WISeR introduces a triangular workflow:

  1. Providers and suppliers submit prior authorization (PA) requests:

    • Either to the MAC, which forwards it to the model participant,

    • Or directly to the model participant, who conducts the review.

  2. Model participants use their AI-powered platforms to evaluate documentation, determine coverage, and issue provisional affirmations (or not).

  3. The MACs then:

    • Receive a unique tracking number (UTN) from the model participant to process claims accordingly,

    • Conduct post-payment actions for any claims not submitted through prior authorization.

Claims without a prior authorization will be subject to pre-payment medical review by the model participant, again coordinated via the MAC.

This system is designed to reduce administrative burden, especially for compliant providers who may qualify for "gold card" exemptions, and to standardize the interface between CMS systems and the private sector.


❖ Oversight and Quality Metrics

Model participants will be evaluated on:

  • Volume of requests processed

  • Timeliness of decisions

  • Appeal overturn rates

  • Beneficiary experience

  • Clarity of documentation and communication

Final authority over non-affirmations lies with licensed clinicians, not machines—ensuring ethical oversight.

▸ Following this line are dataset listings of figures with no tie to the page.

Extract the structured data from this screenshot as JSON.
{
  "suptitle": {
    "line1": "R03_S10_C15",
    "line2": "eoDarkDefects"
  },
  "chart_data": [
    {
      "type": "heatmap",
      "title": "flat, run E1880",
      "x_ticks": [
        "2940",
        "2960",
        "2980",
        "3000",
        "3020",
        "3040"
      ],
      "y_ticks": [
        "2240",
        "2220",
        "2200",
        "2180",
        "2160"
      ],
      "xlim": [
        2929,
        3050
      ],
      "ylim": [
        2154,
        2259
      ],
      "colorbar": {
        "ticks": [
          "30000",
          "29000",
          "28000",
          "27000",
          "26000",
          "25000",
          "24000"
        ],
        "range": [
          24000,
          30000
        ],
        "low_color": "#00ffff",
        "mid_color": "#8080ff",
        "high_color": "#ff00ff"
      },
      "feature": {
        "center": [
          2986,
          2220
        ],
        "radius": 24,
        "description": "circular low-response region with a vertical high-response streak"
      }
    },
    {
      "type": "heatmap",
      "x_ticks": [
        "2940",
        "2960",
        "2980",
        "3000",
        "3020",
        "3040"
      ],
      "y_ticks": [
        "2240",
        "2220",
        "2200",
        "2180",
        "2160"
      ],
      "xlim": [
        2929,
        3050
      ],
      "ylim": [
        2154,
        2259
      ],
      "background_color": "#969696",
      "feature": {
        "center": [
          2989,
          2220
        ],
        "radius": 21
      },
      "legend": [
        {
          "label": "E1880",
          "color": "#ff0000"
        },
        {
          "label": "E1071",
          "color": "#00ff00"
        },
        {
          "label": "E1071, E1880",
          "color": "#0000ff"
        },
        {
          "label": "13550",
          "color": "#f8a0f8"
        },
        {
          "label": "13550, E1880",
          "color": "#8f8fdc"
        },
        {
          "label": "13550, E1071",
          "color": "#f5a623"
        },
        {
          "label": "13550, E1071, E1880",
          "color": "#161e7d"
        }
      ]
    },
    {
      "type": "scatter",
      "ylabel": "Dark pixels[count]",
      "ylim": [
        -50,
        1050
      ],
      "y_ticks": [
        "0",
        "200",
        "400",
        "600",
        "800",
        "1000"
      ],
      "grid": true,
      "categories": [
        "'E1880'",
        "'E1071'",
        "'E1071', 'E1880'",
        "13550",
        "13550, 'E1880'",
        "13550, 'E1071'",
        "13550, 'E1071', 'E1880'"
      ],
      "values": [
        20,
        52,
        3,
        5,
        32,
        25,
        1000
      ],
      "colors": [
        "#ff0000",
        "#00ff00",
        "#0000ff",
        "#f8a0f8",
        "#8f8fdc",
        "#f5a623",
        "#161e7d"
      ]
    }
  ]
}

❖ Geographic Coverage and Implementation

WISeR will be piloted in six states across four MAC jurisdictions:

  • JL: New Jersey

  • J15: Ohio

  • JH: Oklahoma, Texas

  • JF: Arizona, Washington

These jurisdictions were selected for their claim volume, LCD infrastructure, and evaluability across control and test states.


❖ Conclusion

WISeR represents a major structural innovation in Medicare policy: contracting directly with private technology firms to manage utilization review, guided by AI but grounded in traditional clinical standards. This shift challenges CMS’s historic reliance on MACs and provider-led models by introducing a novel, delegated review system focused on efficiency, accuracy, and savings.

As the first model where CMS pays third-party vendors a cut of averted expenses, WISeR’s outcome will likely influence future efforts to modernize Medicare FFS oversight and incorporate private-sector technology innovations into federal healthcare administration.